His eyes glowed with so much love it caused a literal pain in her gut. “And you didn’t send people to look for me, but cast out your love like a net to find me.”
Suddenly a storm of honking erupted, jogging them out of their complete absorption with one another.
Swinging around in shock, they found their whole wedding party, six-hundred-plus strong, descending from a fleet of limos. Fedor must have reported their position. Or her testosterone tribe had followed her GPS signal. Or her friends had had their Triumvirate comb the planet for them.
Whatever had really happened, they’d found them and were advancing on them en masse. In the first line of the approaching army were her parents, each with a girl yelling for Kassandra and Leonid in their arms.
Before they reached them, she looked up at Leonid, her soul in human form, the source of every towering emotion she’d ever experienced and the fuel for every ambition and passion and delight for the rest of her life. He was looking back at her, so hungrily, so adoringly, she again wondered how she could have ever doubted his feelings. But never again.
Heart soaring with all the endless possibilities and promises of a lifetime with him, she suddenly grinned at him.

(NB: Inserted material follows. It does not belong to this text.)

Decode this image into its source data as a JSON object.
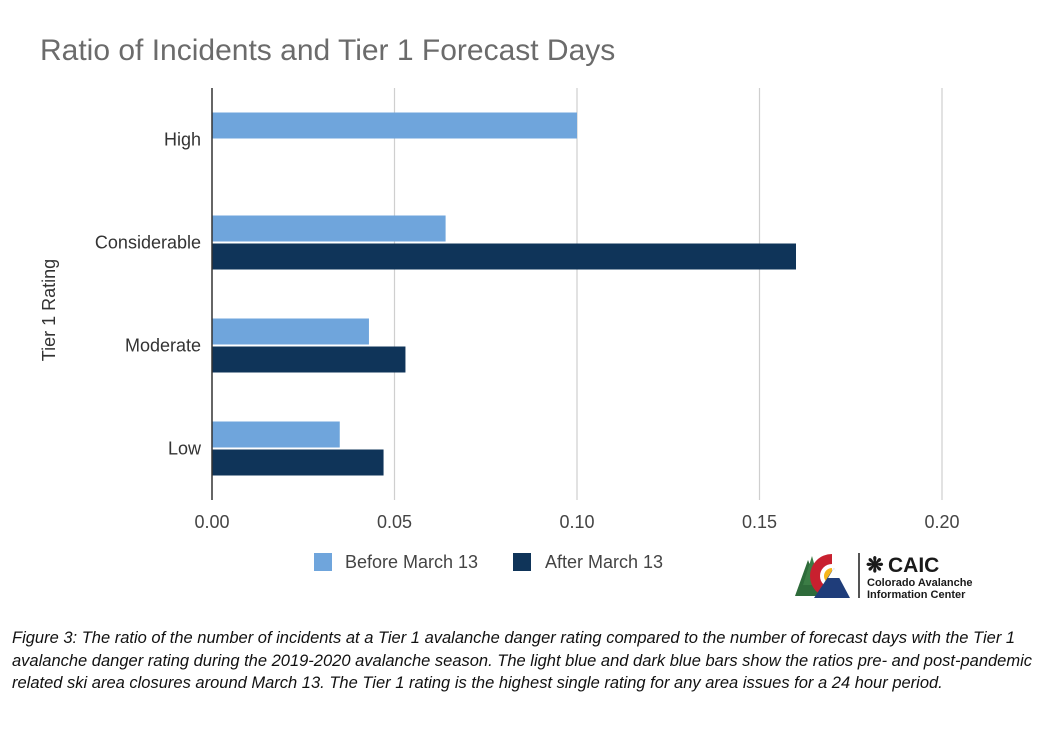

“How about you demonstrate one of your unique abilities to the good people who came trudging through the snow after us?”
His eyes filled with the mischief that had started appearing in his eyes in those short days of bliss, the bliss that would now be their status quo.
“The Voronov Vacuum Maneuver?”
Devouring his lips once again, she caressed his chiseled cheek. “Right the first time.”
Laughing, the most delightful sound in heaven or on earth, he opened his arms wide.
The girls launched themselves there, and stuck.
As she explained the property he and the girls, the pieces of her soul, shared, everyone laughed. Then their interrupted wedding guests inundated them with a hundred questions about what was going on.